Aside from regulation compliance, Fleet Management and Driver Logs benefits D.H. Griffin in multiple ways, primarily by lowering operational costs. Swartz says the company has saved the equivalent of one staff member’s annual salary. In addition to eliminating handwritten logs, the company saves by using built-in driver alert capabilities to avoid traffic violations, especially speeding. Speeding creates safety risks and can incur costs such as fines, higher insurance rates, and added wear and tear on vehicles. When drivers reach 72 MPH, they get a warning to slow down. If drivers fail to comply, they receive an internal fine, much as they would if stopped by highway patrol. “Speeding was a big issue, so we had to find a way to enforce speed control. It’s not as much of a problem in heavy vehicles that are electronically restricted, but we also have pickups and lighter service trucks. Now, we are able to reduce our liability and discourage reckless driving,” Swartz says.

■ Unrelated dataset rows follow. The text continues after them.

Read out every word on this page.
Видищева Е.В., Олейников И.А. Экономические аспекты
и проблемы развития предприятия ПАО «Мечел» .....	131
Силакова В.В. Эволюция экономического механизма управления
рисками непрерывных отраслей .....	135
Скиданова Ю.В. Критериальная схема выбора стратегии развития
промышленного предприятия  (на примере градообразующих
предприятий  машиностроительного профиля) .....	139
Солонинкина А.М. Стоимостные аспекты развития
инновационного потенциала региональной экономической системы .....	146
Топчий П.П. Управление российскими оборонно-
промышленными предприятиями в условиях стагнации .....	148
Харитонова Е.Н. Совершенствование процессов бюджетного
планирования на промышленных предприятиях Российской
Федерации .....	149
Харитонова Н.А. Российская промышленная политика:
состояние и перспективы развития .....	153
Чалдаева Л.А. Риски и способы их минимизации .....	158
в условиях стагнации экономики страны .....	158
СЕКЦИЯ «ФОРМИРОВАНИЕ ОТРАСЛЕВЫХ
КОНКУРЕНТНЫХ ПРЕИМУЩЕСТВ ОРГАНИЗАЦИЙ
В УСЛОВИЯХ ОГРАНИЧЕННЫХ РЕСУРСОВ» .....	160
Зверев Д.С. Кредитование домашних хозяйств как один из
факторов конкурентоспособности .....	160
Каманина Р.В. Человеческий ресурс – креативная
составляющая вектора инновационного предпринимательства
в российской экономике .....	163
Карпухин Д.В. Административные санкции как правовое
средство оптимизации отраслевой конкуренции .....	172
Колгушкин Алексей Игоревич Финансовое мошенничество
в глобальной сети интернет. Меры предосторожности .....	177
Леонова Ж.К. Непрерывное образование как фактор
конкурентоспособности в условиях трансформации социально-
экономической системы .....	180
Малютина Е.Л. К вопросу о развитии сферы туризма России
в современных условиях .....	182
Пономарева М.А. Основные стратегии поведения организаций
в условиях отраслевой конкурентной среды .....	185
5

Unauthorized use of vehicles also is down, since Fleet Management sends alerts about truck activity during off hours. “We rarely work on Sunday so if that’s on the log, we look at the GPS reports to find out why,” Swartz says. In addition, D.H. Griffin has saved thousands of dollars on broken windshield claims. Other drivers often blame our trucks for kicking up rocks that smash their windshields. “Now we can say, ‘I’m sorry, but our records show that none of our trucks were in your area,’” Swartz says. “I can send them a GPS-based report to prove it.” Driver Logs also helps with payroll. “Sometimes we rent our equipment to sister divisions within the company and we can verify start and finish times to ensure accurate billing,” Swartz says. Overall, Swartz reports that operations run more smoothly and efficiently with Trimble Fleet Management. Having real-time visibility into daily activities allows the company to rectify problems and make improvements that otherwise may not have happened. “We have saved money, and our proficiency and efficiency have increased by over 70 percent,” he says.